This tool provides a microbenchmarking suit to undestand the design of CUDA-capable GPGPUs in handling outstanding memory requests. Refer to [1] to read the methodology.
steps to run the benchmarks:
-
Modify the Makefile and set CUDAHOME to the CUDA root. (notice: $CUDAHOME/bin/nvcc should be valid)
-
Compile OpenACC library (This library is outsourced from IPMACC project):
$ make openacc
-
Modify run_single_config.sh file and set destination CUDA GPU:
GPUARCH=-arch=sm_20
-
optional: modify the run_all_config.sh file and specify the range of threads, loads per threads, and memory patterns.
-
Run run_all_config.sh
$ bash ./run_all_config.sh
raw results will be stored in the log/data*.spc. In each file, each row reports the times measured for certains number of threads. There three independent runs are reported. Eeach run reports the numbers measured by up to 16 concurrent warps.
-
post-process the data and retrieve latency/variance correponding to each thread by running auxil/calcvar.py:
$ python calcvar.py -f log/data_2merged_2loads.spc
-
processed output will be stored at the same location with the suffix of .csv. Plot the data with your favorite visualizing tool, e.g. gnuplot.

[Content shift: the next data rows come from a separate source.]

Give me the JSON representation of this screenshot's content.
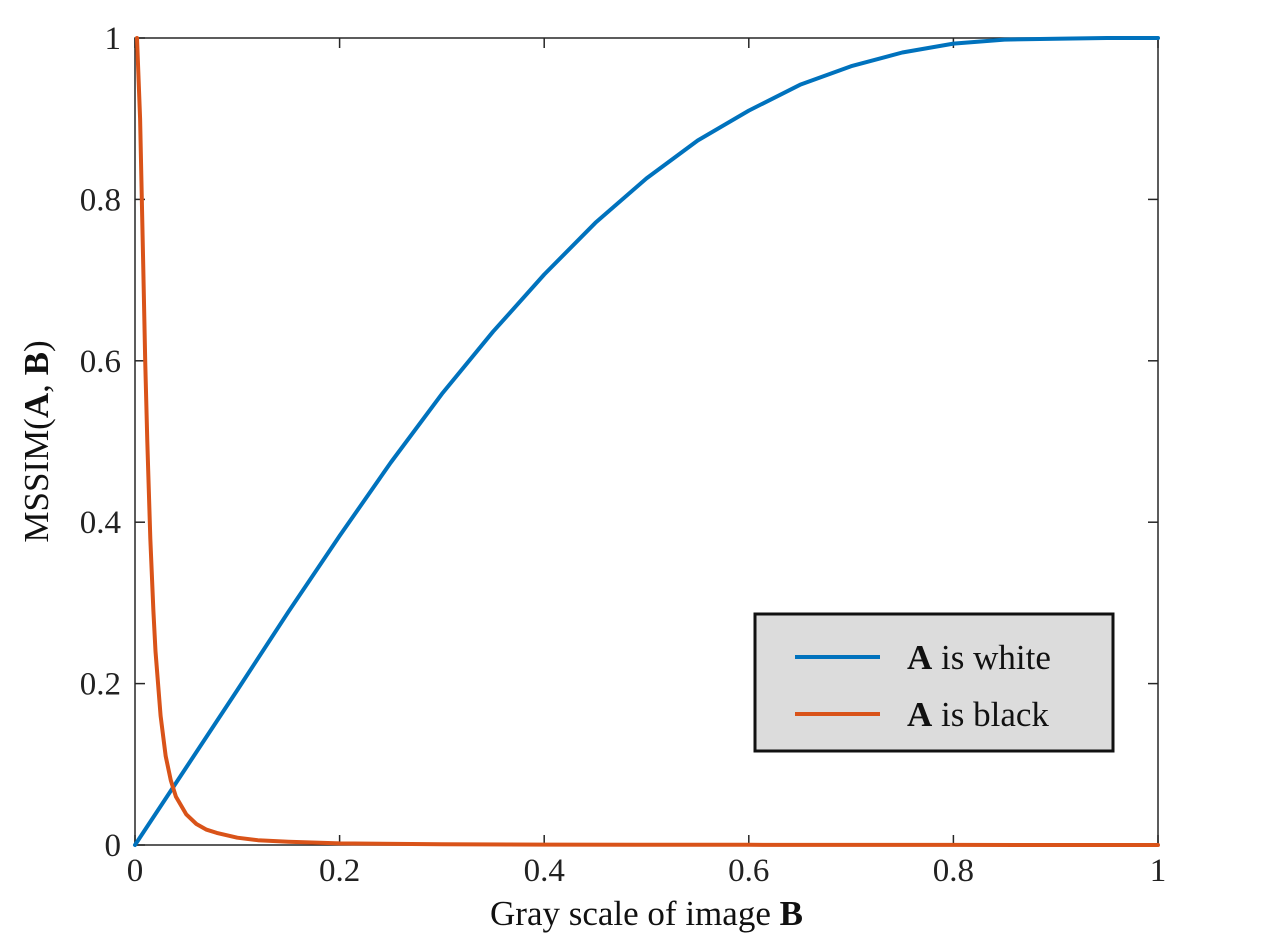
{
  "chart_data": {
    "type": "line",
    "xlabel": {
      "prefix": "Gray scale of image ",
      "bold": "B"
    },
    "ylabel": {
      "prefix": "MSSIM(",
      "bold_a": "A",
      "sep": ", ",
      "bold_b": "B",
      "suffix": ")"
    },
    "xlim": [
      0,
      1
    ],
    "ylim": [
      0,
      1
    ],
    "x_ticks": [
      0,
      0.2,
      0.4,
      0.6,
      0.8,
      1
    ],
    "x_tick_labels": [
      "0",
      "0.2",
      "0.4",
      "0.6",
      "0.8",
      "1"
    ],
    "y_ticks": [
      0,
      0.2,
      0.4,
      0.6,
      0.8,
      1
    ],
    "y_tick_labels": [
      "0",
      "0.2",
      "0.4",
      "0.6",
      "0.8",
      "1"
    ],
    "grid": false,
    "legend_position": "bottom-right",
    "series": [
      {
        "name": "A is white",
        "name_bold": "A",
        "name_rest": " is white",
        "color": "#0072BD",
        "x": [
          0,
          0.05,
          0.1,
          0.15,
          0.2,
          0.25,
          0.3,
          0.35,
          0.4,
          0.45,
          0.5,
          0.55,
          0.6,
          0.65,
          0.7,
          0.75,
          0.8,
          0.85,
          0.9,
          0.95,
          1.0
        ],
        "y": [
          0,
          0.096,
          0.192,
          0.289,
          0.383,
          0.474,
          0.559,
          0.636,
          0.707,
          0.771,
          0.826,
          0.873,
          0.91,
          0.942,
          0.965,
          0.982,
          0.993,
          0.998,
          0.999,
          1.0,
          1.0
        ]
      },
      {
        "name": "A is black",
        "name_bold": "A",
        "name_rest": " is black",
        "color": "#D95319",
        "x": [
          0.002,
          0.005,
          0.008,
          0.01,
          0.012,
          0.015,
          0.018,
          0.02,
          0.025,
          0.03,
          0.035,
          0.04,
          0.05,
          0.06,
          0.07,
          0.08,
          0.1,
          0.12,
          0.15,
          0.2,
          0.3,
          0.4,
          0.5,
          0.6,
          0.7,
          0.8,
          0.9,
          1.0
        ],
        "y": [
          1.0,
          0.9,
          0.72,
          0.6,
          0.5,
          0.38,
          0.29,
          0.24,
          0.16,
          0.11,
          0.08,
          0.06,
          0.038,
          0.026,
          0.019,
          0.015,
          0.009,
          0.006,
          0.004,
          0.002,
          0.001,
          0.0005,
          0.0003,
          0.0002,
          0.0001,
          0.0001,
          0.0,
          0.0
        ]
      }
    ]
  }
}
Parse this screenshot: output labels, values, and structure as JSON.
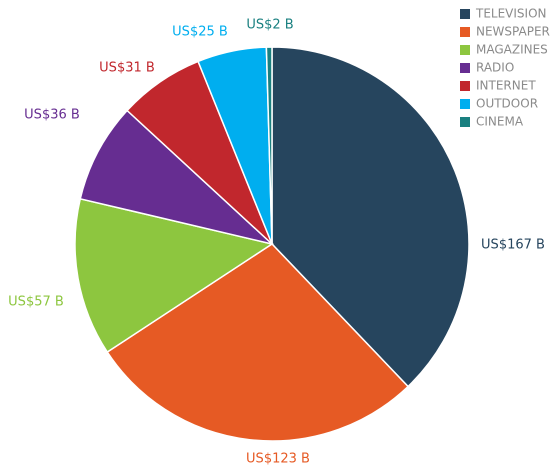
{
  "chart_data": {
    "type": "pie",
    "categories": [
      "TELEVISION",
      "NEWSPAPER",
      "MAGAZINES",
      "RADIO",
      "INTERNET",
      "OUTDOOR",
      "CINEMA"
    ],
    "values": [
      167,
      123,
      57,
      36,
      31,
      25,
      2
    ],
    "value_labels": [
      "US$167 B",
      "US$123 B",
      "US$57 B",
      "US$36 B",
      "US$31 B",
      "US$25 B",
      "US$2 B"
    ],
    "colors": [
      "#26455e",
      "#e65a24",
      "#8dc63f",
      "#662d91",
      "#c1272d",
      "#00aeef",
      "#1a8080"
    ],
    "legend": "top-right"
  }
}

since run_single_config.sh appends the output to the file, it is recommended to clear the last run log before every run (using make clean
command)
Author: Ahmad Lashgar
Affiliation: University of Victoria
Contact: lashgar@uvic.ca
- We assume the cache hierarchy is not blocking.

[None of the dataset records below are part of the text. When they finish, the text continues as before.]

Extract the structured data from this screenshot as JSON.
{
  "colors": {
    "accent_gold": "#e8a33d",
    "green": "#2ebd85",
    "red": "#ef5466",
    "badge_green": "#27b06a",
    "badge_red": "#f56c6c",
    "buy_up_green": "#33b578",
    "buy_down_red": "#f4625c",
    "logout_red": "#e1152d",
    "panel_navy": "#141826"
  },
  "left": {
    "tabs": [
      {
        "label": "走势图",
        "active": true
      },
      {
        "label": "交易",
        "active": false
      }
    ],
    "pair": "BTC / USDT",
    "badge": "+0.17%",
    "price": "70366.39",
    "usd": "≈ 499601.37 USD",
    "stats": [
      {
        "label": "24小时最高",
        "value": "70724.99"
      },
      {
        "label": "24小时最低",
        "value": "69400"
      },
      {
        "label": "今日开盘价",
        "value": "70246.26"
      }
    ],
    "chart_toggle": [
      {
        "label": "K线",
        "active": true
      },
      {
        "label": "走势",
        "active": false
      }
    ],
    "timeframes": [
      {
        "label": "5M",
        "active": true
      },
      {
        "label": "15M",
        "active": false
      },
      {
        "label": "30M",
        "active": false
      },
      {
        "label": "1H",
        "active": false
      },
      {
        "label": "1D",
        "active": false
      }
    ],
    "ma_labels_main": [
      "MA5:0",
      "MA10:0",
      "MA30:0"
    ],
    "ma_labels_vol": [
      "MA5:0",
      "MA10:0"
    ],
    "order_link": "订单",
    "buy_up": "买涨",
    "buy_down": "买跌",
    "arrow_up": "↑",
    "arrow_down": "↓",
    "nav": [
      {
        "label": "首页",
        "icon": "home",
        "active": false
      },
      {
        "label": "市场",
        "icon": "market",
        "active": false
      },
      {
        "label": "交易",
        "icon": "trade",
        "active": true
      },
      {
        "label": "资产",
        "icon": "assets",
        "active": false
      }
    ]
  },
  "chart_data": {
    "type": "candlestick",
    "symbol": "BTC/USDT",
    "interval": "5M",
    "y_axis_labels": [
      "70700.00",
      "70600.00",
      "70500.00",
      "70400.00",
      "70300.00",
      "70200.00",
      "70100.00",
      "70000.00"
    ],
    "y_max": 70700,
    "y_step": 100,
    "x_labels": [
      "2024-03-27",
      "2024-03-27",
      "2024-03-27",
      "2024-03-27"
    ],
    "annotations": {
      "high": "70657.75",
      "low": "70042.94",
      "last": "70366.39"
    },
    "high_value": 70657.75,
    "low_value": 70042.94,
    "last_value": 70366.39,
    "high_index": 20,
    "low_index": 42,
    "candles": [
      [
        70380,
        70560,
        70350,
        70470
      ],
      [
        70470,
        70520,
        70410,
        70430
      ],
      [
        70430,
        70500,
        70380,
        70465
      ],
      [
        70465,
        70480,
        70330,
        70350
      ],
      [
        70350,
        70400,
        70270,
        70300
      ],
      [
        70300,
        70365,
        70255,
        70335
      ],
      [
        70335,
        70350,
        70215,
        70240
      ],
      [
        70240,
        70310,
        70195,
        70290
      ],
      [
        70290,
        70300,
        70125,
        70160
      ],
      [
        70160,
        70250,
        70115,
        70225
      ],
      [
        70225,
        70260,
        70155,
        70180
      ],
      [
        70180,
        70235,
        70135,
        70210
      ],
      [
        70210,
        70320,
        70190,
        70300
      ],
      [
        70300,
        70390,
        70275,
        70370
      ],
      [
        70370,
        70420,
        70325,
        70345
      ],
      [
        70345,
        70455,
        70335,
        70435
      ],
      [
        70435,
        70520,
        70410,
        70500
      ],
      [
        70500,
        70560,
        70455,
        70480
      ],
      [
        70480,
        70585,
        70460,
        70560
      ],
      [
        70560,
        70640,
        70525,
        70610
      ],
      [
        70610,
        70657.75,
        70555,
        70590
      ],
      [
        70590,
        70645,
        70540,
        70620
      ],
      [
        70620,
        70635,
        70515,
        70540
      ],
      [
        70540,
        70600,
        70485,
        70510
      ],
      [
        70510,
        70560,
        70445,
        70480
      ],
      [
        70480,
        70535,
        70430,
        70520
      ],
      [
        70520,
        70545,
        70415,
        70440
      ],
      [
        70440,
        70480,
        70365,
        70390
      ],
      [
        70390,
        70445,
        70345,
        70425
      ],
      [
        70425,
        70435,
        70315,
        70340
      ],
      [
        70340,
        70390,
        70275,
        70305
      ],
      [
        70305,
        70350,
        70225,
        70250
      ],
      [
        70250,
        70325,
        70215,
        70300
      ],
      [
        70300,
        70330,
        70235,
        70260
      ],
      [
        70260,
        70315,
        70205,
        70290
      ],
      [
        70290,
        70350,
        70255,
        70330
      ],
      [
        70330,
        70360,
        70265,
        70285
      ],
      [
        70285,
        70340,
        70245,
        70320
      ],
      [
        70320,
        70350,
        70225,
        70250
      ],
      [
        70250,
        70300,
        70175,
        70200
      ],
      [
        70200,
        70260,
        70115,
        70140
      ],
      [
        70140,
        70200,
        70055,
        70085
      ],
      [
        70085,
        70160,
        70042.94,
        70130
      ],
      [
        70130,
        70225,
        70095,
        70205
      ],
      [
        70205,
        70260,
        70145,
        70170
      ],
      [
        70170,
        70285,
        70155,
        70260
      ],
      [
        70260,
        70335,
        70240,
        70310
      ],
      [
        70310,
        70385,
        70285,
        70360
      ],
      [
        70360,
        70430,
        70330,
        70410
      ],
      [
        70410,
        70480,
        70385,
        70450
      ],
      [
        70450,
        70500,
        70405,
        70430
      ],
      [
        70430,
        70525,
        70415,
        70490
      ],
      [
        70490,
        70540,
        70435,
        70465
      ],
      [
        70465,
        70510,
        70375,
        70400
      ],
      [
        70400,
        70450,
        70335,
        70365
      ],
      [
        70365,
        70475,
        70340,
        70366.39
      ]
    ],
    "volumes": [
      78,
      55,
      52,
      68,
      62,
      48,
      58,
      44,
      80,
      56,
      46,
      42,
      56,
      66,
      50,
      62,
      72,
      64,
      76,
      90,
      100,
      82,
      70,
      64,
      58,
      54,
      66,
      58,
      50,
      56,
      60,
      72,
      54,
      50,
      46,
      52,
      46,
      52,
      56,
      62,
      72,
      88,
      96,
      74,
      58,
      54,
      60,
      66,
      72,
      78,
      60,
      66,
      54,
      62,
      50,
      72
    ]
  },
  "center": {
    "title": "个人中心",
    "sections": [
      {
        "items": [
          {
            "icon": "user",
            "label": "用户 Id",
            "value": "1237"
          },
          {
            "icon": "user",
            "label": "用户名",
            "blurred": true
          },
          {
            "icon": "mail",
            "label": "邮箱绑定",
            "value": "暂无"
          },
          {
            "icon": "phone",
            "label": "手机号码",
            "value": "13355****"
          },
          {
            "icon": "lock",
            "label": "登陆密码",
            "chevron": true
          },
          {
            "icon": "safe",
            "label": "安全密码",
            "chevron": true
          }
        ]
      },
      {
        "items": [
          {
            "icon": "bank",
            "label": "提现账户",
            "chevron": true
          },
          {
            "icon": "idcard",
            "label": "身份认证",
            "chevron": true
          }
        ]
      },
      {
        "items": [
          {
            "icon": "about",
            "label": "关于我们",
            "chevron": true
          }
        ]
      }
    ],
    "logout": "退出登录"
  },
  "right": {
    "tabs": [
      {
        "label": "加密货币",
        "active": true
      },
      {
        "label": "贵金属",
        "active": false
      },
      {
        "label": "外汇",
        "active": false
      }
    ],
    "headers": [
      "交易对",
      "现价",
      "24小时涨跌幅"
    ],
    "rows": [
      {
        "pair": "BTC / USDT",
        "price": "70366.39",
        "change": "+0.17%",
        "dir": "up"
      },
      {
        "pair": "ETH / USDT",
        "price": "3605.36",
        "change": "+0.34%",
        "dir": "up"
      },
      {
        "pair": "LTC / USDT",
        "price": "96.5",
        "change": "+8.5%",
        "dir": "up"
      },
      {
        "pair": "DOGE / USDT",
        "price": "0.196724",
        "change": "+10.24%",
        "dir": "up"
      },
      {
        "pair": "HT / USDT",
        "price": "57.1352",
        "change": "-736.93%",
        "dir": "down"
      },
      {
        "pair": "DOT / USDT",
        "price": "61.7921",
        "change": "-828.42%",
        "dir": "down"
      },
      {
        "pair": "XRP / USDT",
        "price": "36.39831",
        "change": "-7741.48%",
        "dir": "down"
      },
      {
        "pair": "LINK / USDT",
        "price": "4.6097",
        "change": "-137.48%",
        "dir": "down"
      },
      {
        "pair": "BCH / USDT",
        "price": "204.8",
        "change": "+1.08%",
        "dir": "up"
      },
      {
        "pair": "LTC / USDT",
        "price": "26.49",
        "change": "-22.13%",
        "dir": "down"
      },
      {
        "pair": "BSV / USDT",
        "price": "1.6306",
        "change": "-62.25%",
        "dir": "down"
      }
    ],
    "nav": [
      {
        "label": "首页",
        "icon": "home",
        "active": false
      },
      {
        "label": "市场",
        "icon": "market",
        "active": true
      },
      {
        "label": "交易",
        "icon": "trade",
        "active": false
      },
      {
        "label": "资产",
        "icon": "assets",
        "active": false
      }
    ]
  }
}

- For GPUs with L2 cache (Fermi and above), all memory requests are served from L2, if the size of data on the GPU DRAM is lower than the cache size. In this case, to conclude the saturation of outstanding memory handling resources, the size of L2 cache must be consider, since some variations in the delay may correspond to L2 cache misses. In our evaluations in [1], we kept the data size always below 560K.
[1] Ahmad Lashgar, Ebad Salehi, and Amirali Baniasadi. Understanding Outstanding Memory Request Handling Resources in GPGPUs. To be appeared in The Sixth International Symposium on Highly Efficient Accelerators and Reconfigurable Technologies (HEART). Boston MA, USA, June 1-2, 2015.